With distance and masks we will soon rediscover
That spring in our step and that old joie de vivre!
But for now we must all be good friends ‘til we leave.

‘So no hugging or kissing – canoodling – no!
This Carnival’s love must find new ways to show
Solidarity, Empathy, Freedom and Care:
We are here, but we’re also most certainly there!

‘In New York and Rojava, Japan and The Zad
And in all points there is joy to be had.
So let’s read and let’s laugh and let’s sing and let’s cry
And we’ll all get to say both hello and goodbye.

‘On this wonderful day as we gather in Care
We say David, your presence is felt everywhere.’

An uninterrupted 12-hour livestream of the carnival – from New York City’s Zuccotti Park (the iconic site of Occupy Wall Street), the ZAD in France and Graeber’s home in London’s Portobello Road; to Rio, Penza prison in Russia and Rojava; Japan, Nairobi and Singapore – that became an international celebration of care and freedom, and a testament to the profound effect Graeber had on people the world over.
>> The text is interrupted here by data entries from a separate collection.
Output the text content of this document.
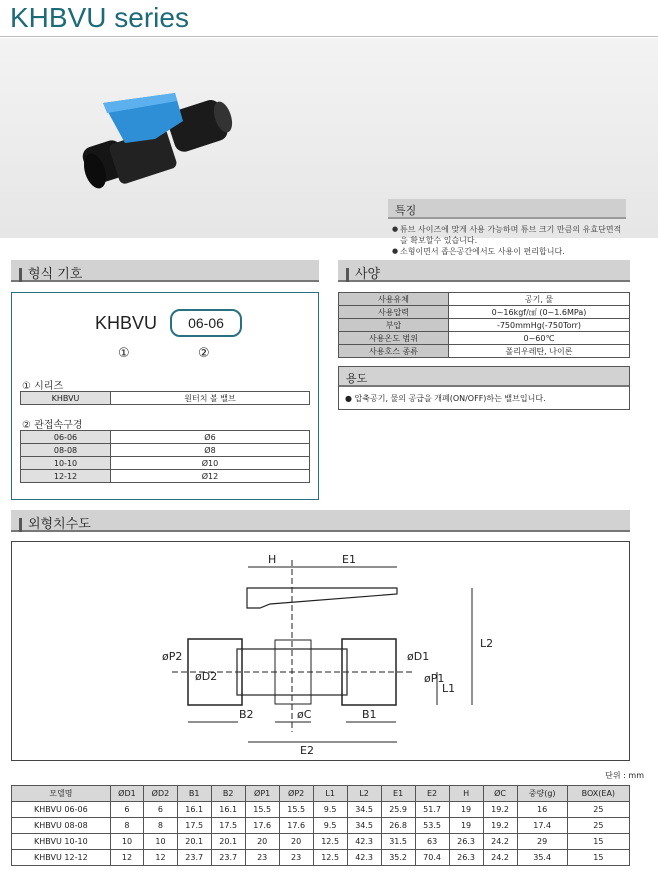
KHBVU series
특징
● 튜브 사이즈에 맞게 사용 가능하며 튜브 크기 만큼의 유효단면적을 확보할수 있습니다.
● 소형이면서 좁은공간에서도 사용이 편리합니다.
형식 기호	사양
KHBVU	06-06
①	②
① 시리즈
KHBVU	원터치 볼 밸브
② 관접속구경
06-06	Ø6
08-08	Ø8
10-10	Ø10
12-12	Ø12
사용유체	공기, 물
사용압력	0~16kgf/㎠ (0~1.6MPa)
부압	-750mmHg(-750Torr)
사용온도 범위	0~60℃
사용호스 종류	폴리우레탄, 나이론
용도
● 압축공기, 물의 공급을 개폐(ON/OFF)하는 밸브입니다.
외형치수도
H	E1
L2
L1
øP2
øD2
øD1
øP1
B2	øC	B1
E2
단위 : mm
모델명	ØD1	ØD2	B1	B2	ØP1	ØP2	L1	L2	E1	E2	H	ØC	중량(g)	BOX(EA)
KHBVU 06-06	6	6	16.1	16.1	15.5	15.5	9.5	34.5	25.9	51.7	19	19.2	16	25
KHBVU 08-08	8	8	17.5	17.5	17.6	17.6	9.5	34.5	26.8	53.5	19	19.2	17.4	25
KHBVU 10-10	10	10	20.1	20.1	20	20	12.5	42.3	31.5	63	26.3	24.2	29	15
KHBVU 12-12	12	12	23.7	23.7	23	23	12.5	42.3	35.2	70.4	26.3	24.2	35.4	15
People ate pancakes and drank vodka in Saint Petersburg, trekked in the Czech Republic and listened to Bullshit Jobs playlists in Rennes. They formed an ‘anarchology collective’ in Nagasaki, held a costume party in Zurich and a eulogy in Seoul. They reenacted a roundtable in Galicia, rewired a farmworkers’ radio station in New Jersey, and in Ohio ‘kept him company with laughter and tales of piracy as he travelled between worlds’.

Of the tributes to Graeber on the day, many were by people who knew and loved him, and a great many more were from those who didn’t. One, Jessica Smith, said:

‘I would like to tell him thank you. I would like to let him know that he helped me see a life away from… extraordinary darkness. I am so much freer now and so much of that is thanks to him.’

A collective is now planning an international Museum of Care to embody Graeber’s ideas, and carry his work forward. Rethinking what constitutes art, creativity and social relationships, Museum of Care is a global network of emotional safehouses dedicated to revolutionary kindness and freedom launching in October 2021, and all will be welcome.

On the one year anniversary of the Carnival (11 October 2021), a Museum of Care Visual Assembly will build on the Black Lives Matter protests of 2020 that removed monuments from public squares worldwide. The Assembly will investigate how to rewrite and reassemble the very principles of how we run our communities and rethink what it is to be a museum or an artist. Museum of Care wants to produce spaces for freedom and care rather than monuments because it believes that a person is free when they have the right and possibility to change the rules of public life.

As Graeber’s former teacher, anthropologist Marshall Sahlins of the University of Chicago, wrote:

‘One of David's books is titled Possibilities. It is an apt description of all his work. It is an even better description of his life. Offering unimagined possibilities of freedom was his gift to us.